Counterfactual Logit Pairing (CLP) is a technique within the TensorFlow Model Remediation Library that seeks to ensure that a model’s prediction doesn’t change when a sensitive attribute referenced in an example is either removed or replaced. For example, in a toxicity classifier, examples such as "I am a man" and "I am a lesbian" should not have a different prediction of toxicity.
For an in-depth discussion on this topic, see the research on counterfactual fairness, adversarial logit pairing, and counterfactual logit pairing.
When should you use Counterfactual Logit Pairing?
CLP addresses the scenario where a change in a sensitive attribute referenced in a feature changes the prediction (when the prediction should not have changed). In doing so, it attempts to answer the question: Is this model susceptible to changing its prediction based solely on the presence of an identity attribute? See the research paper for details on counterfactual fairness.
This issue was seen in the Perspective API, an ML tool used by developers and publishers to analyze the content of comments for potentially offensive or toxic text. The Perspective API takes comment text as input and returns a score from 0 to 1 as an indication of the probability that the comment is toxic. For example, a comment like “You are an idiot” may receive a probability score of 0.8 for toxicity, indicating how likely it is that a reader would perceive that comment as toxic.
After the initial launch of the Perspective API, external users discovered a positive correlation between identity terms containing information on race or sexual orientation and the predicted toxicity score. For example, the phrase "I am a lesbian" received a score of 0.51, while “I am a man” received a lower score of 0.2. In this case, the identity terms were not being used pejoratively, so there should not be such a significant difference in the score. For more information on the Perspective API, see the blog post on unintended bias and identity terms.

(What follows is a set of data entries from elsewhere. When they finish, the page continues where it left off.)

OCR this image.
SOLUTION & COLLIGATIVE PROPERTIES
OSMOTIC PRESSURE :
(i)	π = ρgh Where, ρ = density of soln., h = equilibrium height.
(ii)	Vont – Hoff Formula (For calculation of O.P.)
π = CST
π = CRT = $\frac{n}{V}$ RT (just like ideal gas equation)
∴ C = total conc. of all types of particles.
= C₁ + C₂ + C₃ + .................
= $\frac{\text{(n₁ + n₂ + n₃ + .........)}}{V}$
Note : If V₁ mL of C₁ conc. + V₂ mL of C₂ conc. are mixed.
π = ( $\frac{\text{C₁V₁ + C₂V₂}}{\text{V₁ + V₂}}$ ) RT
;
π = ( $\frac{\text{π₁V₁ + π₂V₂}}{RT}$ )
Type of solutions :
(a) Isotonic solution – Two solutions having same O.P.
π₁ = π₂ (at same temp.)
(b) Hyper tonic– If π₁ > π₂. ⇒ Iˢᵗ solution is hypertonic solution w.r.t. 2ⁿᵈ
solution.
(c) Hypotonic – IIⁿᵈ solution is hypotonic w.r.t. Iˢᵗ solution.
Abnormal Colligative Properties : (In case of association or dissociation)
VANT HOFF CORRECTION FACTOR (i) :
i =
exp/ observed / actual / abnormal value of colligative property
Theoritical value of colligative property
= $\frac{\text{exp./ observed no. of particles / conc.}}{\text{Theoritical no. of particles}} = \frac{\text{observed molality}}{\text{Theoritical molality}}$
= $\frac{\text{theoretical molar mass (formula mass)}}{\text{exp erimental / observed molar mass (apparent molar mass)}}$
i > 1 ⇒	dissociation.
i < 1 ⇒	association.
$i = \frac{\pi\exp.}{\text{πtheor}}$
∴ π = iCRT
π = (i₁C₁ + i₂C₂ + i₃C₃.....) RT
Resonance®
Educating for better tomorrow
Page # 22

How can I measure the effect of Counterfactual Logit Pairing?
If you have assessed your machine learning model and determined that changes in predictions due to changes in specific sensitive attributes would be harmful, then you should measure the prevalence of this issue. In the case of a binary or multi-class classifier, a flip is defined as a classifier giving a different decision (such as changing a prediction from toxic to not toxic) when the sensitive attribute referenced in the example changes. When assessing the prevalence of flips, you can look at flip count and flip rate. By taking into account the potential user harm caused by a flip and the frequency that flips occur, you can determine if this is an issue that should be addressed by applying CLP. For more information about these metrics, refer to the Fairness Indicators guide.
On what model types can I apply Counterfactual Logit Pairing?
This technique can be used with binary and multi-class classifiers of different types of data such as text, images, and videos.
When is Counterfactual Logit Pairing not right for me?
CLP is not the right method for all situations. For example, it is not relevant if the presence or absence of an identity term legitimately changes the classifier prediction. This may be the case if the classifier aims to determine whether the feature is referencing a particular identity group. This method is also less impactful if the unintended correlation between classifier result and identity group has no negative repercussions on the user.
CLP is useful for testing whether a language model or toxicity classifier is changing its output in an unfair way (for example classifying a piece of text as toxic) simply because terms like “Black”, “gay”, “Muslim” are present in the text. CLP is not intended for making predictions about individuals, for example by manipulating the identity of an individual. See this paper for a more detailed discussion.
It is important to keep in mind that CLP is one technique in the Responsible AI Toolkit that is specifically designed to address the situation where sensitive attributes referenced in features changes the prediction. Depending on your model and use case, it may also be important to consider whether there are performance gaps for historically marginalized groups, particularly as CLP may affect group performance. This can be assessed with Fairness Indicators and addressed by MinDiff that is also in the TensorFlow Model Remediation Library.
You should also consider whether your product is an appropriate use for machine learning at all. If it is, your machine learning workflow should be designed to known recommended practices such as having a well defined model task and clear product needs.
How does Counterfactual Logit Pairing work?
CLP adds a loss to the original model that is provided by logit pairing an original and counterfactual example from a dataset. By calculating the difference between the two values, you penalize the differences of the sensitive terms that are causing your classifier prediction to change. This work was based on research on adversarial logit pairing and counterfactual logit pairing.